There was only one eyewitness—the new widow. As she related it, W. H., on the evening of August 8, had dined with the family, after which their children, Paul and Florence, had left to stay overnight with friends. Unexpectedly, W. H. announced that he was leaving on out-of-town business “for a few days.” Hitching up his buggy he departed at about 6:00
P.M.
But did he leave Royston? Witnesses were to come forward to attest that he had been seen walking a Royston street at about 11:00
P.M.

At 10:30
P.M.
or so of what had been a ninety-degree day, Amanda retired to her bedroom. Just after midnight Mrs. Cobb said she was jolted from sleep by a scratching noise at a window; then the sound increased so loudly that she was sure it was a break-in attempt. Investigating,
Amanda could see by moonlight only a large, ominous figure wrenching at the window frame and lock.

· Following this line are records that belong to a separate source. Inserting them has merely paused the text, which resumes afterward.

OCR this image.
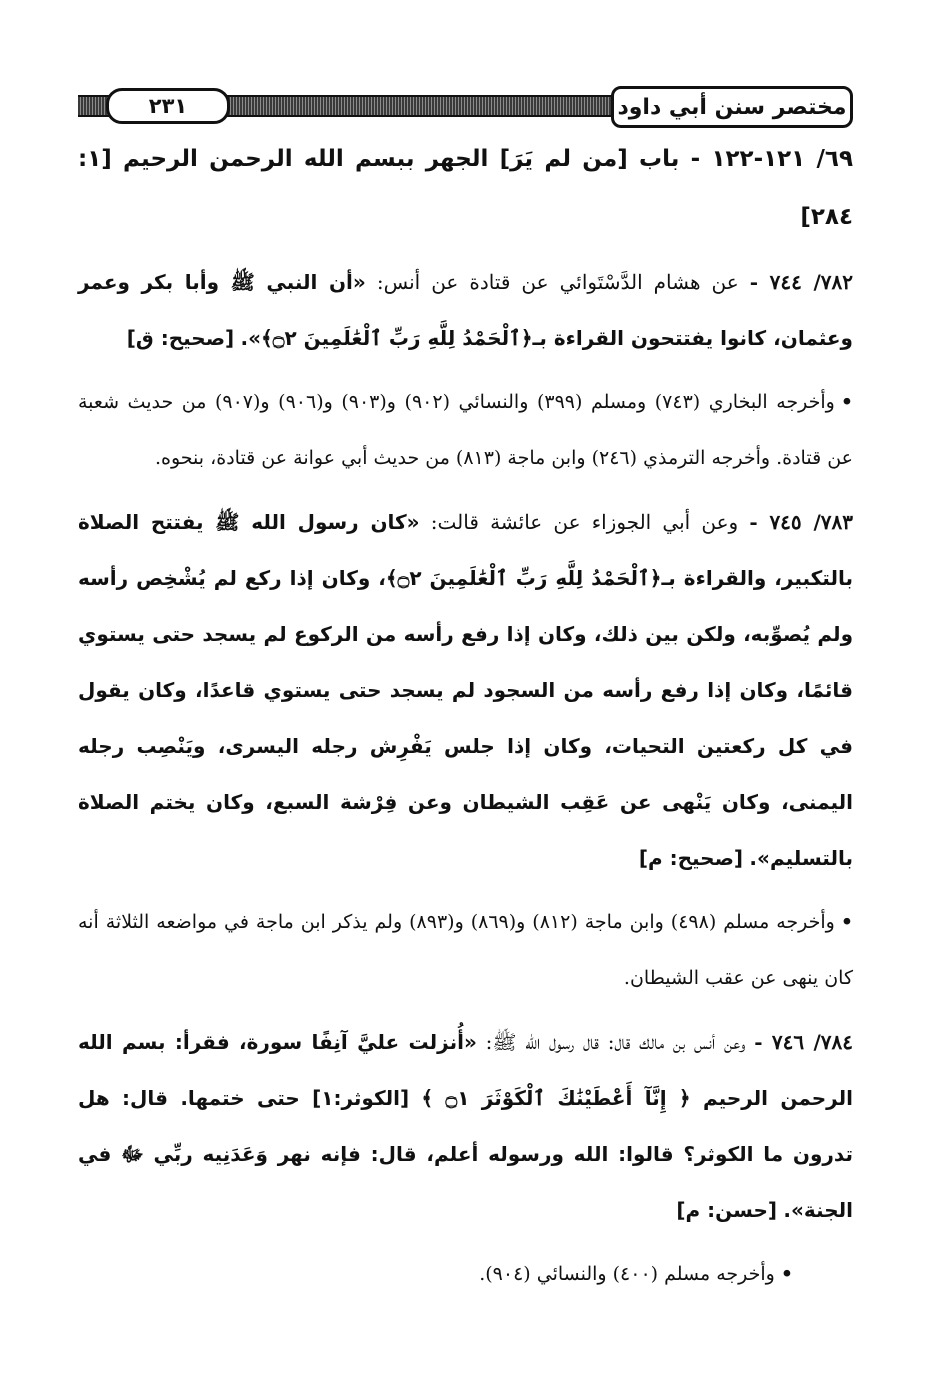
٢٣١	مختصر سنن أبي داود

٦٩/ ١٢١-١٢٢ - باب [من لم يَرَ] الجهر ببسم الله الرحمن الرحيم [١: ٢٨٤]

٧٨٢/ ٧٤٤ - عن هشام الدَّسْتَوائي عن قتادة عن أنس: «أن النبي ﷺ وأبا بكر وعمر وعثمان، كانوا يفتتحون القراءة بـ﴿ٱلْحَمْدُ لِلَّهِ رَبِّ ٱلْعَٰلَمِينَ ۝٢﴾». [صحيح: ق]

•وأخرجه البخاري (٧٤٣) ومسلم (٣٩٩) والنسائي (٩٠٢) و(٩٠٣) و(٩٠٦) و(٩٠٧) من حديث شعبة عن قتادة. وأخرجه الترمذي (٢٤٦) وابن ماجة (٨١٣) من حديث أبي عوانة عن قتادة، بنحوه.

٧٨٣/ ٧٤٥ - وعن أبي الجوزاء عن عائشة قالت: «كان رسول الله ﷺ يفتتح الصلاة بالتكبير، والقراءة بـ﴿ٱلْحَمْدُ لِلَّهِ رَبِّ ٱلْعَٰلَمِينَ ۝٢﴾، وكان إذا ركع لم يُشْخِص رأسه ولم يُصوِّبه، ولكن بين ذلك، وكان إذا رفع رأسه من الركوع لم يسجد حتى يستوي قائمًا، وكان إذا رفع رأسه من السجود لم يسجد حتى يستوي قاعدًا، وكان يقول في كل ركعتين التحيات، وكان إذا جلس يَفْرِش رجله اليسرى، ويَنْصِب رجله اليمنى، وكان يَنْهى عن عَقِب الشيطان وعن فِرْشة السبع، وكان يختم الصلاة بالتسليم». [صحيح: م]

•وأخرجه مسلم (٤٩٨) وابن ماجة (٨١٢) و(٨٦٩) و(٨٩٣) ولم يذكر ابن ماجة في مواضعه الثلاثة أنه كان ينهى عن عقب الشيطان.

٧٨٤/ ٧٤٦ - وعن أنس بن مالك قال: قال رسول الله ﷺ: «أُنزلت عليَّ آنِفًا سورة، فقرأ: بسم الله الرحمن الرحيم ﴿ إِنَّآ أَعْطَيْنَٰكَ ٱلْكَوْثَرَ ۝١ ﴾ [الكوثر:١] حتى ختمها. قال: هل تدرون ما الكوثر؟ قالوا: الله ورسوله أعلم، قال: فإنه نهر وَعَدَنِيه ربِّي ﷻ في الجنة». [حسن: م]

•وأخرجه مسلم (٤٠٠) والنسائي (٩٠٤).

The effort grew still noisier. For moments she hesitated, but then, being alone in the home, she grabbed up a twin-barreled shotgun from a corner rack of the room and in fright fired one load.

She testified that panic overcame her, that she screamed and triggered a second blast. When she crept to the demolished window Amanda dimly saw a bloody figure sprawled over the porch roof. She could barely identify the body of her husband. From the neck up not much was left.

Nearby neighbors, hearing the gun's roar and rushing to the scene, were sickened by the sight. Professor Cobb had taken one blast in the stomach, from which his intestines spewed, another to the head, tearing off his upper skull. Doc McCreary arrived, pronounced W. H. dead as of 1:30
A.M.
, and secured for a coroner's jury a six-shot revolver stuck in the victim's side pocket.

The significance of the gun was immediately linked to gossip around town. For some months in Royston, back-of-the-hand rumor had it that thirty-four-year-old Amanda, a shapely woman, was unfaithful. Gossip grew that she had a lover who joined her when W. H. was out of town, which was frequently. Supposedly, the Professor heard the allegations and suspicion festered within him. And so he had faked leaving town, parked his buggy out of sight, doubled back by foot, and climbed his porch to catch Amanda in the act. The common law held that a man had the right to protect the sanctity of his home and, so went grapevine talk, Cobb doubtless intended to use a gun on Amanda's paramour—maybe on both of them.

Royston's social set and others branded this story as wholly untrue; Amanda was a dedicated wife, an admirable mother, now the victim of gross slander. Given her character, the slaying of W. H. Cobb was obviously purely accidental. She was entertaining no one when he came porch climbing.